XLI “seeks to provide  precise exposure to companies in the following industries: aerospace and defense; industrial conglomerates; marine; transportation infrastructure; machinery; road and rail; air freight and logistics; commercial services and supplies; professional services; electrical equipment; construction and engineering; trading companies and distributors; airlines; and building products,” according to State Street.

“All is not ideal for industrial stocks right now,” reports Al Root for Barron’s. “Several sectors, like those linked to cars and energy, are lagging the overall market. What’s more, global manufacturing is slowing down and valuation multiples are falling too. That’s why the impact of a Federal Reserve interest-rate cut on rust-belt industries is an easy call: It is positive.”
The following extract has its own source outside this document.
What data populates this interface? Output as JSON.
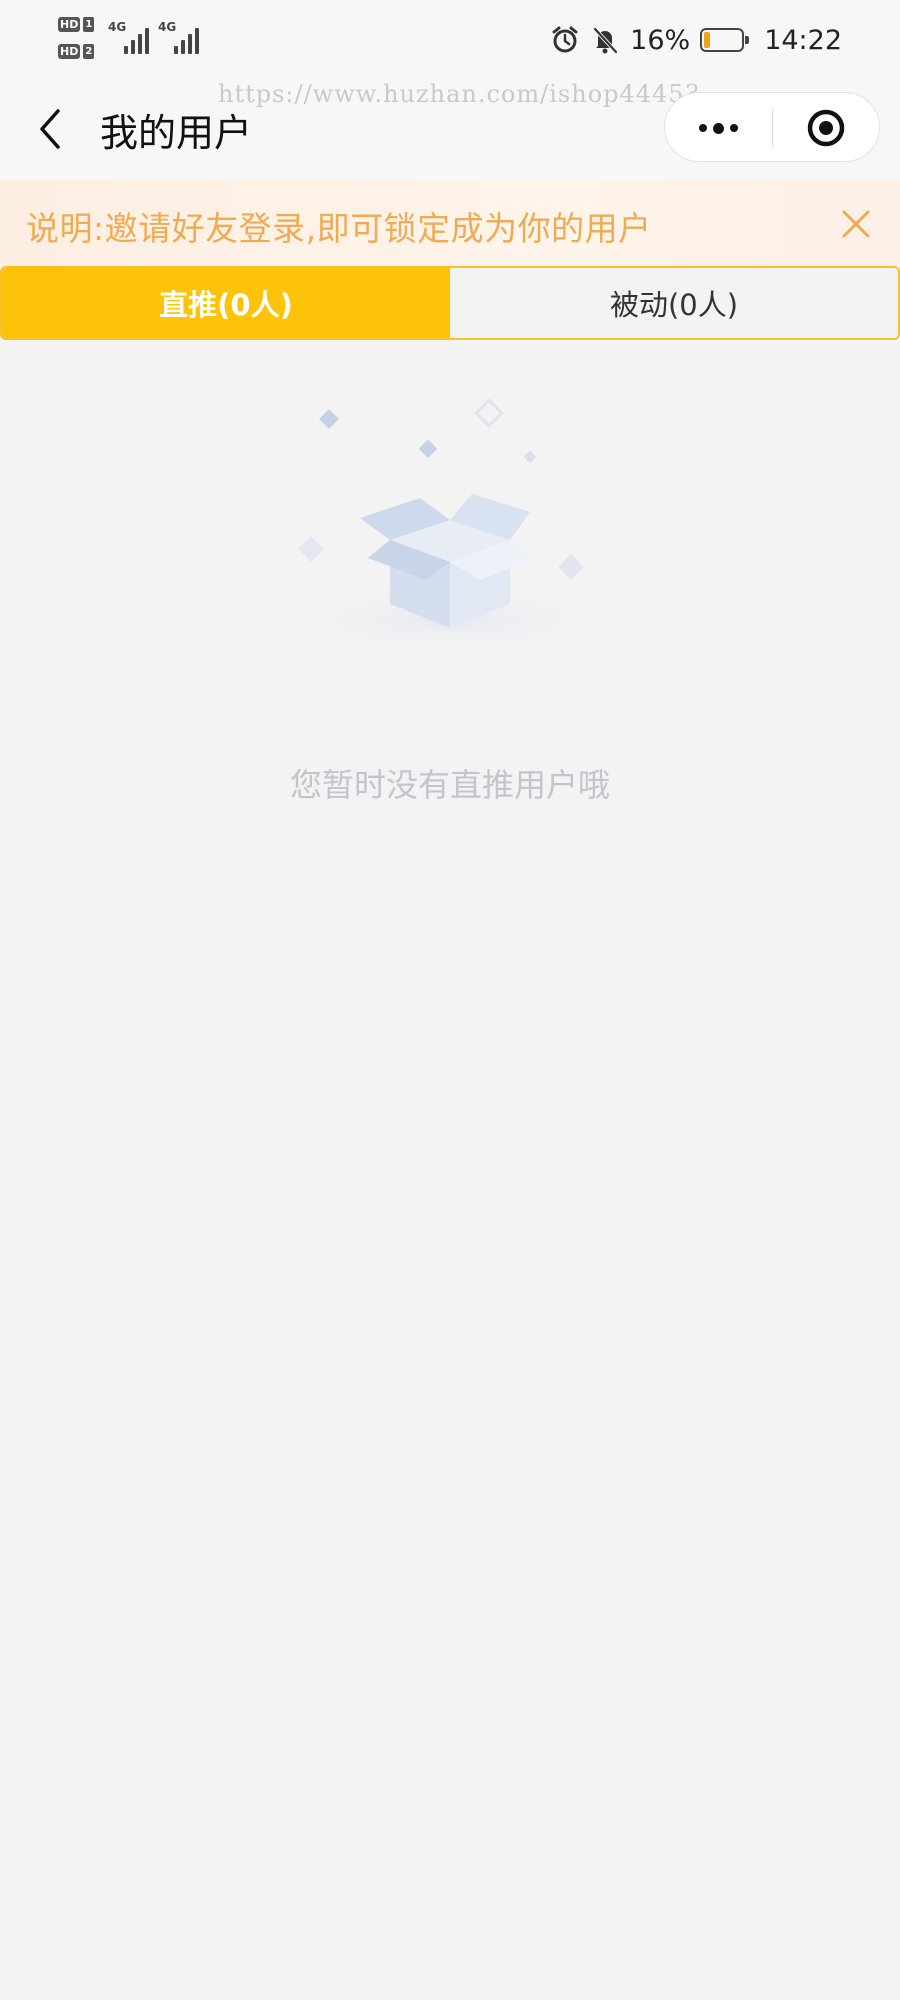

As an overarching theme, investors should consider how to position in the slowdown or late stages of the normal business cycle. The slowdown period is characterized by capacity utilization peaks, positive output gaps, positive but decelerating growth and more restrictive monetary policy. In this type of environment, investors may find that consumer staples, healthcare, and industrials tend to outperform, whereas materials, consumer discretionary, and real estate segments tend to underperform.

Investigating Industrials

“But there are pockets of strength and pockets of weakness. Aerospace & defense stocks, for instance, are doing great, up 38% year to date. But auto makers and automotive part suppliers are up less than 9% year to date,” according to Barron’s. “And stimulus could help Wall Street’s mood too. Analysts are sounding less optimistic about industrial stocks lately.”

The sector’s performance this year is impressive when considering the headwinds faced by Boeing Co. (NYSE: BA) with the grounding of the 737 Max passenger jet and the earnings charge the company took as a result. Plus, Caterpillar (NYSE: CAT) and 3M Co. (NYSE: MMM), two other marquee XLI holdings, have recently their shares struggle.

Industrials perform well when interest rates rise because rising rates can go hand-in-hand with economic growth. Increased infrastructure spending is also seen as a catalyst for industrial stocks and ETFs. However, the sector’s recent performance indicates industrials are disappointing at a time when the sector should be thriving.

“Still, even if the trade environment doesn’t change, a rate cut will still be a benefit to the sector,” notes Barron’s. “At minimum, it should help industrial stocks keep up with the market in the second half of 2019. And a cut might even help push industrial valuation multiples back toward the broader market, giving the industrial sector a little extra boost.”